14/11/2025
Recently, my 2 years 10 months old is a little bit worried.
He said (in Foochow dialect), “jin gin diong… jin giang meh ABC…”
(Nervous… afraid I don’t know ABC.)
His friends at daycare can already recognize their ABCs, and he feels scared because he can’t. I just laughed off his anxiety, but of course, as an Asian parent, I started teaching him ABCs...
However, I realised something important from this: our parents are feeling pressured to teach academic skills, way before their children are ready, some as early as 3 months old.
The truth is, at this age, ABC recognition is not the real priority.
What truly shapes a child’s future are the invisible skills developing quietly underneath—skills far more important than early academics.

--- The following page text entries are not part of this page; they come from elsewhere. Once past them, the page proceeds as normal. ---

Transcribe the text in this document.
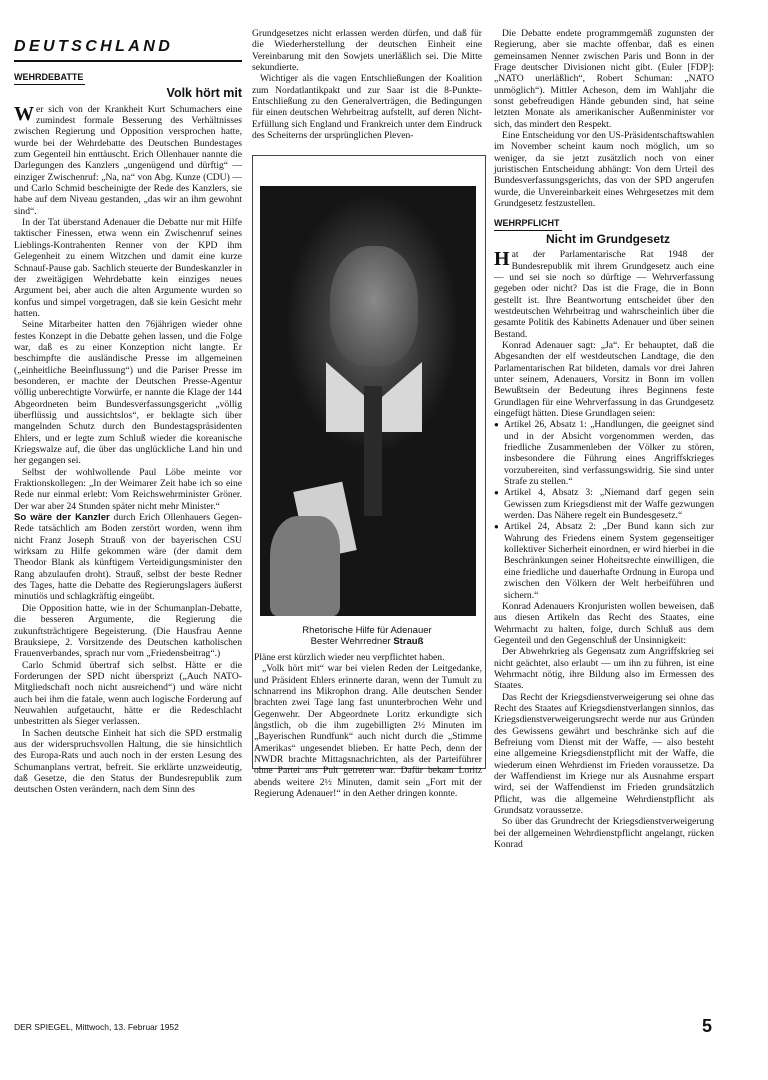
DEUTSCHLAND
WEHRDEBATTE
Volk hört mit

Wer sich von der Krankheit Kurt Schumachers eine zumindest formale Besserung des Verhältnisses zwischen Regierung und Opposition versprochen hatte, wurde bei der Wehrdebatte des Deutschen Bundestages zum Gegenteil hin enttäuscht. Erich Ollenhauer nannte die Darlegungen des Kanzlers „ungenügend und dürftig“ — einziger Zwischenruf: „Na, na“ von Abg. Kunze (CDU) — und Carlo Schmid bescheinigte der Rede des Kanzlers, sie habe auf dem Niveau gestanden, „das wir an ihm gewohnt sind“.

In der Tat überstand Adenauer die Debatte nur mit Hilfe taktischer Finessen, etwa wenn ein Zwischenruf seines Lieblings-Kontrahenten Renner von der KPD ihm Gelegenheit zu einem Witzchen und damit eine kurze Schnauf-Pause gab. Sachlich steuerte der Bundeskanzler in der zweitägigen Wehrdebatte kein einziges neues Argument bei, aber auch die alten Argumente wurden so konfus und simpel vorgetragen, daß sie kein Gesicht mehr hatten.

Seine Mitarbeiter hatten den 76jährigen wieder ohne festes Konzept in die Debatte gehen lassen, und die Folge war, daß es zu einer Konzeption nicht langte. Er beschimpfte die ausländische Presse im allgemeinen („einheitliche Beeinflussung“) und die Pariser Presse im besonderen, er machte der Deutschen Presse-Agentur völlig unberechtigte Vorwürfe, er nannte die Klage der 144 Abgeordneten beim Bundesverfassungsgericht „völlig überflüssig und aussichtslos“, er beklagte sich über mangelnden Schutz durch den Bundestagspräsidenten Ehlers, und er legte zum Schluß wieder die koreanische Kriegswalze auf, die über das unglückliche Land hin und her gegangen sei.

Selbst der wohlwollende Paul Löbe meinte vor Fraktionskollegen: „In der Weimarer Zeit habe ich so eine Rede nur einmal erlebt: Vom Reichswehrminister Gröner. Der war aber 24 Stunden später nicht mehr Minister.“

So wäre der Kanzler durch Erich Ollenhauers Gegen-Rede tatsächlich am Boden zerstört worden, wenn ihm nicht Franz Joseph Strauß von der bayerischen CSU wirksam zu Hilfe gekommen wäre (der damit dem Theodor Blank als künftigem Verteidigungsminister den Rang abzulaufen droht). Strauß, selbst der beste Redner des Tages, hatte die Debatte des Regierungslagers äußerst minutiös und schlagkräftig eingeübt.

Die Opposition hatte, wie in der Schumanplan-Debatte, die besseren Argumente, die Regierung die zukunftsträchtigere Begeisterung. (Die Hausfrau Aenne Brauksiepe, 2. Vorsitzende des Deutschen katholischen Frauenverbandes, sprach nur vom „Friedensbeitrag“.)

Carlo Schmid übertraf sich selbst. Hätte er die Forderungen der SPD nicht übersprizt („Auch NATO-Mitgliedschaft noch nicht ausreichend“) und wäre nicht auch bei ihm die fatale, wenn auch logische Forderung auf Neuwahlen aufgetaucht, hätte er die Redeschlacht unbestritten als Sieger verlassen.

In Sachen deutsche Einheit hat sich die SPD erstmalig aus der widerspruchsvollen Haltung, die sie hinsichtlich des Europa-Rats und auch noch in der ersten Lesung des Schumanplans vertrat, befreit. Sie erklärte unzweideutig, daß Gesetze, die den Status der Bundesrepublik zum deutschen Osten verändern, nach dem Sinn des

Grundgesetzes nicht erlassen werden dürfen, und daß für die Wiederherstellung der deutschen Einheit eine Vereinbarung mit den Sowjets unerläßlich sei. Die Mitte sekundierte.

Wichtiger als die vagen Entschließungen der Koalition zum Nordatlantikpakt und zur Saar ist die 8-Punkte-Entschließung zu den Generalverträgen, die Bedingungen für einen deutschen Wehrbeitrag aufstellt, auf deren Nicht-Erfüllung sich England und Frankreich unter dem Eindruck des Scheiterns der ursprünglichen Pleven-

Rhetorische Hilfe für Adenauer
Bester Wehrredner Strauß

Pläne erst kürzlich wieder neu verpflichtet haben.

„Volk hört mit“ war bei vielen Reden der Leitgedanke, und Präsident Ehlers erinnerte daran, wenn der Tumult zu schnarrend ins Mikrophon drang. Alle deutschen Sender brachten zwei Tage lang fast ununterbrochen Wehr und Gegenwehr. Der Abgeordnete Loritz erkundigte sich ängstlich, ob die ihm zugebilligten 2½ Minuten im „Bayerischen Rundfunk“ auch nicht durch die „Stimme Amerikas“ ungesendet blieben. Er hatte Pech, denn der NWDR brachte Mittagsnachrichten, als der Parteiführer ohne Partei ans Pult getreten war. Dafür bekam Loritz abends weitere 2½ Minuten, damit sein „Fort mit der Regierung Adenauer!“ in den Aether dringen konnte.

Die Debatte endete programmgemäß zugunsten der Regierung, aber sie machte offenbar, daß es einen gemeinsamen Nenner zwischen Paris und Bonn in der Frage deutscher Divisionen nicht gibt. (Euler [FDP]: „NATO unerläßlich“, Robert Schuman: „NATO unmöglich“). Mittler Acheson, dem im Wahljahr die sonst gebefreudigen Hände gebunden sind, hat seine letzten Monate als amerikanischer Außenminister vor sich, das mindert den Respekt.

Eine Entscheidung vor den US-Präsidentschaftswahlen im November scheint kaum noch möglich, um so weniger, da sie jetzt zusätzlich noch von einer juristischen Entscheidung abhängt: Von dem Urteil des Bundesverfassungsgerichts, das von der SPD angerufen wurde, die Unvereinbarkeit eines Wehrgesetzes mit dem Grundgesetz festzustellen.

WEHRPFLICHT
Nicht im Grundgesetz

Hat der Parlamentarische Rat 1948 der Bundesrepublik mit ihrem Grundgesetz auch eine — und sei sie noch so dürftige — Wehrverfassung gegeben oder nicht? Das ist die Frage, die in Bonn gestellt ist. Ihre Beantwortung entscheidet über den westdeutschen Wehrbeitrag und wahrscheinlich über die gesamte Politik des Kabinetts Adenauer und über seinen Bestand.

Konrad Adenauer sagt: „Ja“. Er behauptet, daß die Abgesandten der elf westdeutschen Landtage, die den Parlamentarischen Rat bildeten, damals vor drei Jahren unter seinem, Adenauers, Vorsitz in Bonn im vollen Bewußtsein der Bedeutung ihres Beginnens feste Grundlagen für eine Wehrverfassung in das Grundgesetz eingefügt hätten. Diese Grundlagen seien:

● Artikel 26, Absatz 1: „Handlungen, die geeignet sind und in der Absicht vorgenommen werden, das friedliche Zusammenleben der Völker zu stören, insbesondere die Führung eines Angriffskrieges vorzubereiten, sind verfassungswidrig. Sie sind unter Strafe zu stellen.“

● Artikel 4, Absatz 3: „Niemand darf gegen sein Gewissen zum Kriegsdienst mit der Waffe gezwungen werden. Das Nähere regelt ein Bundesgesetz.“

● Artikel 24, Absatz 2: „Der Bund kann sich zur Wahrung des Friedens einem System gegenseitiger kollektiver Sicherheit einordnen, er wird hierbei in die Beschränkungen seiner Hoheitsrechte einwilligen, die eine friedliche und dauerhafte Ordnung in Europa und zwischen den Völkern der Welt herbeiführen und sichern.“

Konrad Adenauers Kronjuristen wollen beweisen, daß aus diesen Artikeln das Recht des Staates, eine Wehrmacht zu halten, folge, durch Schluß aus dem Gegenteil und den Gegenschluß der Unsinnigkeit:

Der Abwehrkrieg als Gegensatz zum Angriffskrieg sei nicht geächtet, also erlaubt — um ihn zu führen, ist eine Wehrmacht nötig, ihre Bildung also im Ermessen des Staates.

Das Recht der Kriegsdienstverweigerung sei ohne das Recht des Staates auf Kriegsdienstverlangen sinnlos, das Kriegsdienstverweigerungsrecht werde nur aus Gründen des Gewissens gewährt und beschränke sich auf die Befreiung vom Dienst mit der Waffe, — also besteht eine allgemeine Kriegsdienstpflicht mit der Waffe, die wiederum einen Wehrdienst im Frieden voraussetze. Da der Waffendienst im Kriege nur als Ausnahme erspart wird, sei der Waffendienst im Frieden grundsätzlich Pflicht, was die allgemeine Wehrdienstpflicht als Grundsatz voraussetze.

So über das Grundrecht der Kriegsdienstverweigerung bei der allgemeinen Wehrdienstpflicht angelangt, rücken Konrad

DER SPIEGEL, Mittwoch, 13. Februar 1952	5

The 3 Core Skills That Matter Most Before Age 5:
1. Focus
A child who can concentrate, play deeply, and stay with a task learns faster later on. Activities like drawing, stacking blocks, pouring water, or playing pretend build this far more effectively than memorising letters.
2. Language — the foundation of learning
Talking, narrating, and taking turns in conversation grow the architecture of the brain. Every time we describe what our child is doing (“You’re building a tall tower… now it wobbles… you fixed it!”) we expand their vocabulary, social skills, and confidence.
3. Confidence — the engine for independence
Children thrive when they feel safe to explore, try, fail, try again, and discover their abilities. Confidence—not early academic success—is what predicts resilience and problem-solving later in life.
My child may not recognise all his ABCs yet.
But he is learning how to focus, how to express himself, and how to keep trying even when something feels hard.
And these are the foundations that truly matter.